Further, the outside of the equipment shell 1 is provided with a fixed hanging ring, the nutrient solution dropping bottle 10 is placed in the fixed hanging ring in an inverted mode, the bottom of the nutrient solution dropping bottle 10 is provided with a discharging nozzle, and the tail end of the discharging nozzle is connected to the feeding pipeline 9.
Further, the inner diameter of the feeding pipeline 7 is larger than the diameter of the material leakage hole 8, and the feeding pipeline 7 penetrates through the culture cavity 3 and is distributed in a staggered manner with the aeration pipeline 4.
Further, the water inlet pipe 12 is connected to a water supply system, the water inlet pipe 12 is provided with a regulating valve, and the water inlet nozzle 11 is arranged opposite to the water outlet 13.

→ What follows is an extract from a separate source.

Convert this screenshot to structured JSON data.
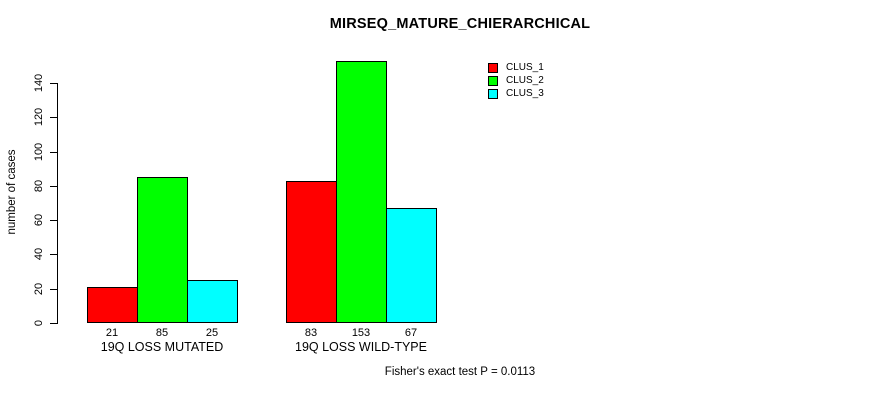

The working principle is as follows: a heat-insulating shell 2 is arranged in the equipment shell 1, a culture chamber 3 is arranged in the heat-insulating shell 2, a plurality of aeration pipelines 4 which are uniformly distributed are arranged at the bottom of the culture chamber 3, and a plurality of aeration holes 5 which are uniformly distributed at intervals are arranged on the aeration pipelines 4; the tail end of the aeration pipeline 4 is connected to a gas supply pipeline 6, and the tail end of the gas supply pipeline 6 penetrates out of the equipment shell 1; the device shell 1 and the heat preservation shell 2 are correspondingly provided with feeding openings on the side edges, microbial strains to be cultured are placed in the culture cavity 3, oxygen is conveyed into the aeration pipeline 4 through the air supply pipeline 6 and is input into the culture cavity 3 through the aeration holes 5, and the aeration holes 5 are uniformly distributed in each area of the bottom of the culture cavity 3, so that air supply is uniform and sufficient, and the strain growth requirements can be met;
a plurality of uniformly distributed feeding pipelines 7 are arranged at the upper end in the culture cavity 3, a plurality of material leaking holes 8 which are uniformly distributed at intervals are formed in the feeding pipelines 7, and the tail ends of the feeding pipelines 7 penetrate out of the equipment shell 1; the tail end of the feeding pipeline 7 is connected with a feeding pipeline 9, and the tail end of the feeding pipeline 9 is connected to a nutrient solution dropping bottle 10; cultivate chamber 3 inside and be provided with water inlet nozzle 11, water inlet nozzle 11 fixes on inlet channel 12, equipment housing 1 is worn out to inlet channel 12 end, it is provided with delivery port 13 to cultivate 3 bottoms in chamber, delivery port 13 is connected to outlet conduit 14, outlet conduit 14 end wears out equipment housing 1, nutrient solution in the nutrient solution drip bottle 10 gets into feed pipeline 9 from the ejection of compact mouth, then flow in and cultivate the charge-in pipeline 7 in chamber 3, then from the even water clock of 8 departments of hourglass material hole to cultivate in chamber 3, provide the bacterial growth nutrient demand, when appropriate, accessible water inlet nozzle 11 supplies water in to cultivateing chamber 3, waste water discharges through delivery port 13.
It is worth noting that: the whole device realizes control over the device through the master control button, and the device matched with the control button is common equipment, belongs to the existing mature technology, and is not repeated for the electrical connection relation and the specific circuit structure.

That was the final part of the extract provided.